Bethlehem leaders had to figure out how to go about finding a successor and they did not set a timeline. Toward the end of 2011, they formed a search team and narrowed the candidates to two men, including Meyer who had been serving as assistant professor at Bethlehem College & Seminary at the time.

When Piper, 66, first approached Meyer last November about whether he was open to becoming his successor, the young father of four remembered saying, "Nothing scares me more than that."

While he did not want to aspire to replacing Piper, he couldn't deny what God was stirring in him for months ahead of that meeting.

"I reached a point where ... I broke down and started weeping. 'OK God, I trust you but you know I don't want to do this. Why?'" Meyer recalled. "It was just this powerful moment of the Lord seemingly saying to my soul 'What if you'll have more of Me through this?'"

Piper removed himself from the process of selecting his successor after that one meeting with Meyer. The decision was left entirely to the elders, staff and congregation.

There was no coaching as Piper sought to have Bethlehem see the "uncoached, unfiltered Jason" when making a decision.

The process was "grueling" as Meyer went through a series of interviews and preached several times in front of the congregation.

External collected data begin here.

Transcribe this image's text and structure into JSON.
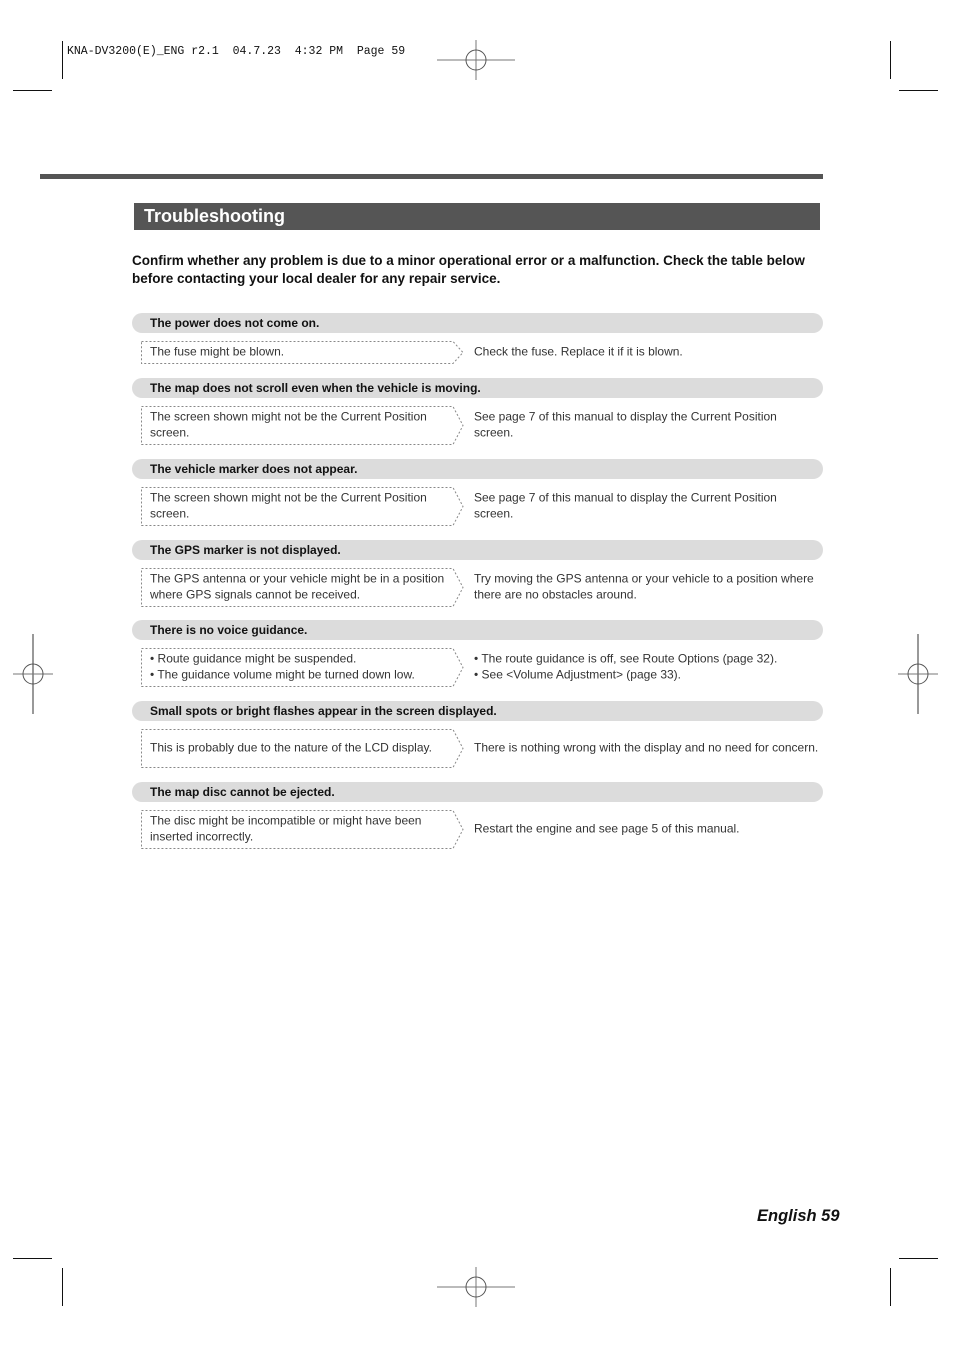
{
  "print_slug": "KNA-DV3200(E)_ENG r2.1  04.7.23  4:32 PM  Page 59",
  "title": "Troubleshooting",
  "intro": "Confirm whether any problem is due to a minor operational error or a malfunction. Check the table below before contacting your local dealer for any repair service.",
  "sections": [
    {
      "problem": "The power does not come on.",
      "cause": [
        "The fuse might be blown."
      ],
      "remedy": [
        "Check the fuse. Replace it if it is blown."
      ]
    },
    {
      "problem": "The map does not scroll even when the vehicle is moving.",
      "cause": [
        "The screen shown might not be the Current Position screen."
      ],
      "remedy": [
        "See page 7 of this manual to display the Current Position screen."
      ]
    },
    {
      "problem": "The vehicle marker does not appear.",
      "cause": [
        "The screen shown might not be the Current Position screen."
      ],
      "remedy": [
        "See page 7 of this manual to display the Current Position screen."
      ]
    },
    {
      "problem": "The GPS marker is not displayed.",
      "cause": [
        "The GPS antenna or your vehicle might be in a position where GPS signals cannot be received."
      ],
      "remedy": [
        "Try moving the GPS antenna or your vehicle to a position where there are no obstacles around."
      ]
    },
    {
      "problem": "There is no voice guidance.",
      "cause": [
        "• Route guidance might be suspended.",
        "• The guidance volume might be turned down low."
      ],
      "remedy": [
        "• The route guidance is off, see Route Options (page 32).",
        "• See <Volume Adjustment> (page 33)."
      ]
    },
    {
      "problem": "Small spots or bright flashes appear in the screen displayed.",
      "cause": [
        "This is probably due to the nature of the LCD display."
      ],
      "remedy": [
        "There is nothing wrong with the display and no need for concern."
      ]
    },
    {
      "problem": "The map disc cannot be ejected.",
      "cause": [
        "The disc might be incompatible or might have been inserted incorrectly."
      ],
      "remedy": [
        "Restart the engine and see page 5 of this manual."
      ]
    }
  ],
  "footer": "English 59"
}
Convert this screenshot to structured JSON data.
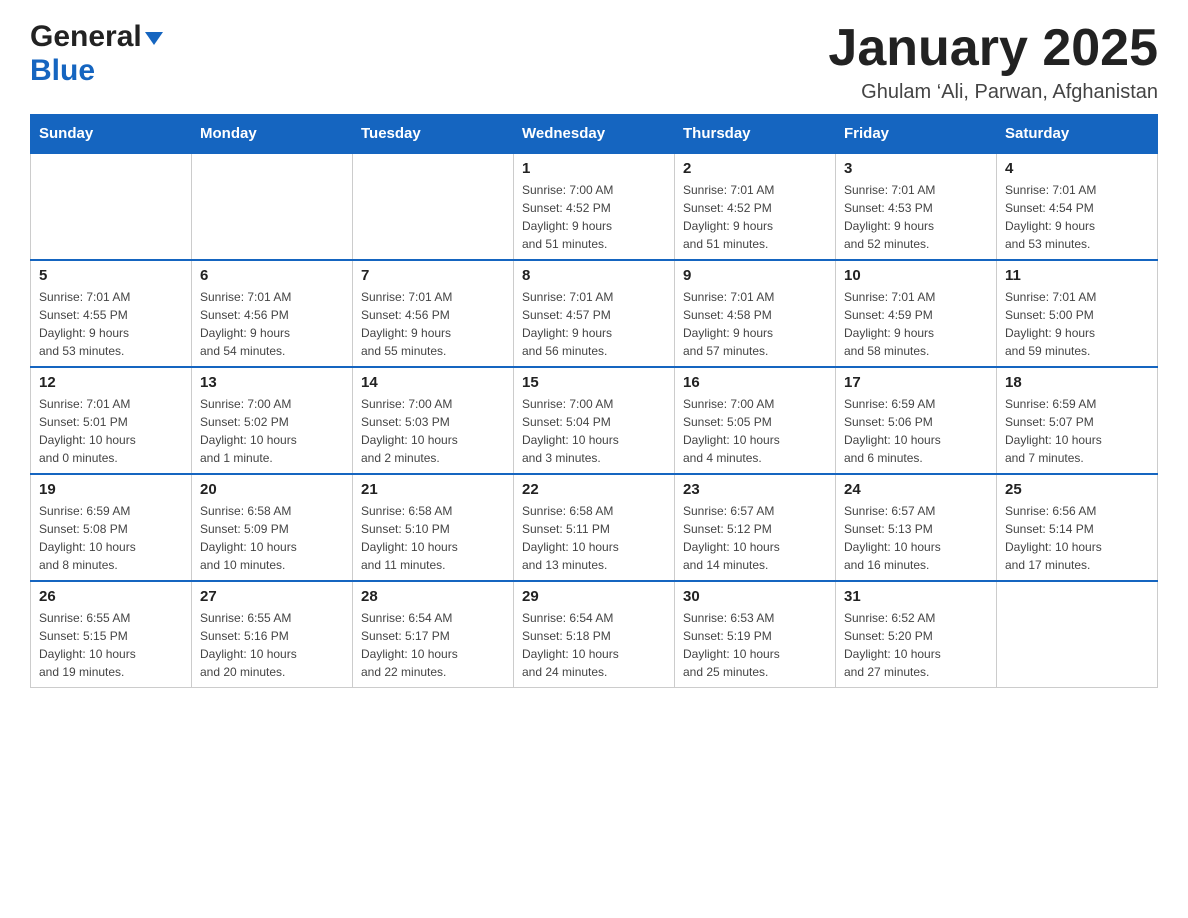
{
  "header": {
    "logo_general": "General",
    "logo_blue": "Blue",
    "month_title": "January 2025",
    "location": "Ghulam ‘Ali, Parwan, Afghanistan"
  },
  "days_of_week": [
    "Sunday",
    "Monday",
    "Tuesday",
    "Wednesday",
    "Thursday",
    "Friday",
    "Saturday"
  ],
  "weeks": [
    [
      {
        "day": "",
        "info": ""
      },
      {
        "day": "",
        "info": ""
      },
      {
        "day": "",
        "info": ""
      },
      {
        "day": "1",
        "info": "Sunrise: 7:00 AM\nSunset: 4:52 PM\nDaylight: 9 hours\nand 51 minutes."
      },
      {
        "day": "2",
        "info": "Sunrise: 7:01 AM\nSunset: 4:52 PM\nDaylight: 9 hours\nand 51 minutes."
      },
      {
        "day": "3",
        "info": "Sunrise: 7:01 AM\nSunset: 4:53 PM\nDaylight: 9 hours\nand 52 minutes."
      },
      {
        "day": "4",
        "info": "Sunrise: 7:01 AM\nSunset: 4:54 PM\nDaylight: 9 hours\nand 53 minutes."
      }
    ],
    [
      {
        "day": "5",
        "info": "Sunrise: 7:01 AM\nSunset: 4:55 PM\nDaylight: 9 hours\nand 53 minutes."
      },
      {
        "day": "6",
        "info": "Sunrise: 7:01 AM\nSunset: 4:56 PM\nDaylight: 9 hours\nand 54 minutes."
      },
      {
        "day": "7",
        "info": "Sunrise: 7:01 AM\nSunset: 4:56 PM\nDaylight: 9 hours\nand 55 minutes."
      },
      {
        "day": "8",
        "info": "Sunrise: 7:01 AM\nSunset: 4:57 PM\nDaylight: 9 hours\nand 56 minutes."
      },
      {
        "day": "9",
        "info": "Sunrise: 7:01 AM\nSunset: 4:58 PM\nDaylight: 9 hours\nand 57 minutes."
      },
      {
        "day": "10",
        "info": "Sunrise: 7:01 AM\nSunset: 4:59 PM\nDaylight: 9 hours\nand 58 minutes."
      },
      {
        "day": "11",
        "info": "Sunrise: 7:01 AM\nSunset: 5:00 PM\nDaylight: 9 hours\nand 59 minutes."
      }
    ],
    [
      {
        "day": "12",
        "info": "Sunrise: 7:01 AM\nSunset: 5:01 PM\nDaylight: 10 hours\nand 0 minutes."
      },
      {
        "day": "13",
        "info": "Sunrise: 7:00 AM\nSunset: 5:02 PM\nDaylight: 10 hours\nand 1 minute."
      },
      {
        "day": "14",
        "info": "Sunrise: 7:00 AM\nSunset: 5:03 PM\nDaylight: 10 hours\nand 2 minutes."
      },
      {
        "day": "15",
        "info": "Sunrise: 7:00 AM\nSunset: 5:04 PM\nDaylight: 10 hours\nand 3 minutes."
      },
      {
        "day": "16",
        "info": "Sunrise: 7:00 AM\nSunset: 5:05 PM\nDaylight: 10 hours\nand 4 minutes."
      },
      {
        "day": "17",
        "info": "Sunrise: 6:59 AM\nSunset: 5:06 PM\nDaylight: 10 hours\nand 6 minutes."
      },
      {
        "day": "18",
        "info": "Sunrise: 6:59 AM\nSunset: 5:07 PM\nDaylight: 10 hours\nand 7 minutes."
      }
    ],
    [
      {
        "day": "19",
        "info": "Sunrise: 6:59 AM\nSunset: 5:08 PM\nDaylight: 10 hours\nand 8 minutes."
      },
      {
        "day": "20",
        "info": "Sunrise: 6:58 AM\nSunset: 5:09 PM\nDaylight: 10 hours\nand 10 minutes."
      },
      {
        "day": "21",
        "info": "Sunrise: 6:58 AM\nSunset: 5:10 PM\nDaylight: 10 hours\nand 11 minutes."
      },
      {
        "day": "22",
        "info": "Sunrise: 6:58 AM\nSunset: 5:11 PM\nDaylight: 10 hours\nand 13 minutes."
      },
      {
        "day": "23",
        "info": "Sunrise: 6:57 AM\nSunset: 5:12 PM\nDaylight: 10 hours\nand 14 minutes."
      },
      {
        "day": "24",
        "info": "Sunrise: 6:57 AM\nSunset: 5:13 PM\nDaylight: 10 hours\nand 16 minutes."
      },
      {
        "day": "25",
        "info": "Sunrise: 6:56 AM\nSunset: 5:14 PM\nDaylight: 10 hours\nand 17 minutes."
      }
    ],
    [
      {
        "day": "26",
        "info": "Sunrise: 6:55 AM\nSunset: 5:15 PM\nDaylight: 10 hours\nand 19 minutes."
      },
      {
        "day": "27",
        "info": "Sunrise: 6:55 AM\nSunset: 5:16 PM\nDaylight: 10 hours\nand 20 minutes."
      },
      {
        "day": "28",
        "info": "Sunrise: 6:54 AM\nSunset: 5:17 PM\nDaylight: 10 hours\nand 22 minutes."
      },
      {
        "day": "29",
        "info": "Sunrise: 6:54 AM\nSunset: 5:18 PM\nDaylight: 10 hours\nand 24 minutes."
      },
      {
        "day": "30",
        "info": "Sunrise: 6:53 AM\nSunset: 5:19 PM\nDaylight: 10 hours\nand 25 minutes."
      },
      {
        "day": "31",
        "info": "Sunrise: 6:52 AM\nSunset: 5:20 PM\nDaylight: 10 hours\nand 27 minutes."
      },
      {
        "day": "",
        "info": ""
      }
    ]
  ]
}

Knowing how weighty and significant a succession was, Piper wanted to see "total acclamation" from the church – meaning a 90 percent approval would not be enough.

By what could only be explained by divine intervention, Piper believes, Meyer was approved by 99 percent of the members and leaders.

Meyer, who will be serving as associate pastor for Preaching & Vision for a year before completely succeeding Piper, doesn't expect the transition to be easy. He is aware of the many "train wrecks" that have occurred during such periods at other churches.

But he feels confident of where God has led him.

"I know God's voice. I've seen God's hand. If the Lord is my helper, why should I be afraid?"

And while he may be replacing a pastor whose preaching and books have influenced countless lives, Meyer said he is comforted by the Old Testament account of Joshua when he was not called to become Moses. Rather, God told Joshua He will be with him as He was with Moses.

"It's not a continuity of personality, it's not a continuity of giftings ... it's a continuity of God's presence. And if it's God's presence, then our website is not hope in John or hope in Jason, it's hope in God and that feels life-giving to a congregation to say our hope is in God," said Meyer.

"I'm going to disappoint but Scripture teaches hope does not disappoint because it's put into a God who cannot disappoint."

As for Piper, he does not feel sorrow – at least not yet – as he prepares to leave the Bethlehem pulpit. In fact, he's "bubbling with happiness."

"I'm sure that in this next year there's going to be those tears ... I'll be there listening to him preach and I'm going to be thinking 'I'm not going to be doing this anymore,'" the long-time preacher said.

But one woman at Bethlehem "captured the paradox" best to Piper, he noted. "She said 'you may not understand what I'm about to say ... I heard you preach this morning and everything in me said I cannot let him go and he cannot go fast enough.'"

As for the future, Piper hopes to continue writing and encouraging other pastors.

"I've always wondered, am I a writer who preaches or a preacher who writes? I don't know. I love them both."